Now CDAC's teraFLOPS machine, the Param 10000, is also being exported.

The Param series of supercomputers comprises open architecture and massively parallel processing machines.

CDAC has shortlist some countries to export its supercomputer series to.

It is now developing multilingual and multimedia technologies besides its endeavour in high-performance computing and communications. Applications coming out of CDAC cover systems for software and parallel programming tools, specific libraries and multi-discipline products.

CDAC has already begun retailing its multilingual technology products for word-processing, database management, desktop publishing and emailing.

The Russian export deal is in an advanced stage. But CDAC has already bagged the contract from Man-Drapeau Research Pte, a Singapore based technology company.

According to the contract, CDAC will provide end-to-end solution of financial modelling for investment analysis and risk management through the PARAM 10000 series supercomputers.

CDAC expects tremendous export potential for the Param 10000 open-frame architecture fast processors because similar supercomputers currently exist only in advanced countries like the United States and Japan.

The development of Param 10000 has placed India in the league of nations that are advancing the frontiers of supercomputing in the teraFLOPS range.

As per its export strategy, CDAC will deliver its state-of-the-art, open-architecture, scalable, high-performance computers in the desktop to teraFLOPS range, embodying emergent industry-standard building blocks to foreign countries.

CDAC had earlier supplied the Param 8000 and 9000 series of supercomputers to Russia.

The company recently commissioned Param 10000 and is installing the series at the Indian Institute of Science in Bangalore and 11 other institutes including six Indian Institutes of Technology.

CDAC is also offering the Param 10000 for electronic governance to the Andhra Pradesh government.

Param 10000 is based on workstation processing elements using the Enterprise 450 node of SUN Microsystems Inc.

Eyeing technology export as major revenue in the future, CDAC has decided to hive off a separate business and corporate centre for it. The new centre will be headquartered in Bangalore.

CDAC has also proposed to the government that around 40 per cent equity of the new business unit should be offloaded to financial institutions like ICICI and IDBI.

C-DAC is still awaiting clearance from the government for offloading equity on financial institutions, but sources at CDAC said that the company is already expecting a turnover of Rs 500 million from its new business unit.

"We have convinced the government that the corporatisation of CDAC is essential as we are in a position to supply and export our Param series of computers and various other computer intensive applications," a senior CDAC official told Rediff.

"Our research and development in major end-user-specific areas like atmospheric sciences, fluid dynamics, finite element methods, image processing and seismic data processing has immense business potential," the official said.

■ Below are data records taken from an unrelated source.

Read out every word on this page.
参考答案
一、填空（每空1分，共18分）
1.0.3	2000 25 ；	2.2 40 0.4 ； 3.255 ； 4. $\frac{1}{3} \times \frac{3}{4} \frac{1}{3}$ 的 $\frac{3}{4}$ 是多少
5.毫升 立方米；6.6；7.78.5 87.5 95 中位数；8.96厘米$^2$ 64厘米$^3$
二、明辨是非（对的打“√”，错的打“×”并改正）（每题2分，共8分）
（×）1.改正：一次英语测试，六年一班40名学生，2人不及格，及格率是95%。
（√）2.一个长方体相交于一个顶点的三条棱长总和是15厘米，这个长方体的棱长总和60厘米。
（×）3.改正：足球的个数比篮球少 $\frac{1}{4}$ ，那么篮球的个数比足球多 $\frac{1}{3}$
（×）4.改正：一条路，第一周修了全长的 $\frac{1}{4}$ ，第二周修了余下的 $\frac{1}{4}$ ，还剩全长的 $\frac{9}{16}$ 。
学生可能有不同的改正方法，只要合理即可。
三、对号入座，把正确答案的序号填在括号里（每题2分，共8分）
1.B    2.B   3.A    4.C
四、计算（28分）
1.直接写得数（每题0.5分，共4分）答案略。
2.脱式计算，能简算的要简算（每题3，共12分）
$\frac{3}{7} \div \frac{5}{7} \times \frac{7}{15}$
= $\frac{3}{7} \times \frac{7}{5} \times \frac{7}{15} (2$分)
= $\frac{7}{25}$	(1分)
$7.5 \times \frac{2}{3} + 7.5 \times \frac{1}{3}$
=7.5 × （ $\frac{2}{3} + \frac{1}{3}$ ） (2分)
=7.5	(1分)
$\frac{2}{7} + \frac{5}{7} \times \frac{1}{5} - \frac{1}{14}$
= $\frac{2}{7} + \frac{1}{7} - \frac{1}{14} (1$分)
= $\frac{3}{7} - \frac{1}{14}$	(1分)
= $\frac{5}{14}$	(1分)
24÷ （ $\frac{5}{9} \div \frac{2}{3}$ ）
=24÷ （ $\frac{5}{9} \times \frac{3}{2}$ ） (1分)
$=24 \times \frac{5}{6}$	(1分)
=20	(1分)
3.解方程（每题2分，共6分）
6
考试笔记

He said that the export project to Russia and Singapore right now is on data mining and financial modelling for investment analysis and risk management.

The project includes business intelligence, risk management, highly sophisticated scientific techniques like artificial intelligence and mathematical modelling coupled with state-of-the-art information technology tools.

The project also focuses on data of very short-term price movements, including every single trade in a broad range of global markets where the density of this information requires the power of a supercomputer to perform effective analysis.